ID: data-sourcing-provenance.source-management.source-config-versioned
Severity: low
What to look for: Count all source configuration definitions and classify each as "in code" or "in database." Look for scraper configurations, API endpoint definitions, and rate limit settings. Are they stored in code (TypeScript/JSON config files, environment-parameterized constants) or in the database as mutable rows? Configuration in code means it goes through version control and code review. Look for config files named sources.config.ts, scrapers/config.ts, or equivalent — not a sources admin table where staff can freely edit scraping targets.
Pass criteria: At least 1 configuration file exists in code.
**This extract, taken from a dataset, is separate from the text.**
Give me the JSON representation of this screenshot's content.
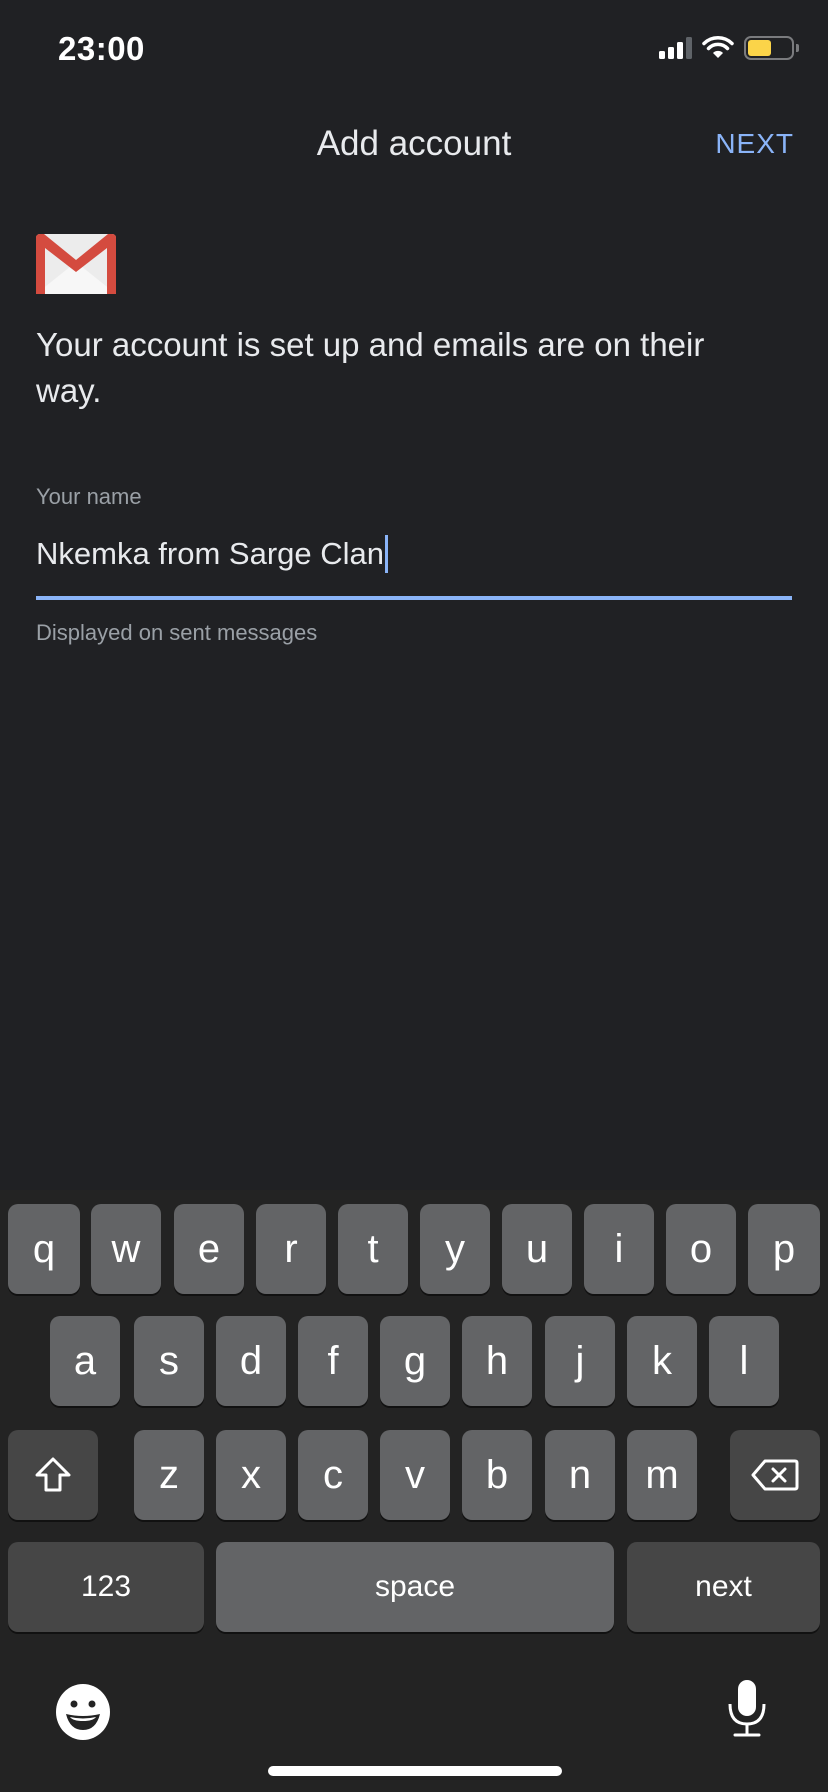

Scraper targets, API client configurations, and rate limit settings are defined in code (tracked in version control) rather than stored as mutable database rows that can be changed without review.
Fail criteria: Source configuration (scraping targets, API endpoints, rate limits) is stored only in the database with no corresponding code representation, making changes invisible to version control and code review.
Skip (N/A) when: The system uses only form submissions and referrals (no scraping or API-based sourcing).
Detail on fail: "Scraping targets stored as database rows with no code representation — config changes bypass version control" or "No source configuration files found in the codebase".
Remediation: Move source configurations to code:
// src/config/sources.ts
export const SCRAPER_SOURCES = [
{
id: 'linkedin-search',
baseUrl: 'https://linkedin.com/search',
rateLimitMs: 2000, // ms between requests
robotsTxtEnforced: true,
},
] as const
Dynamic overrides (e.g., pausing a source) can still live in the database, but the base configuration should be code-defined.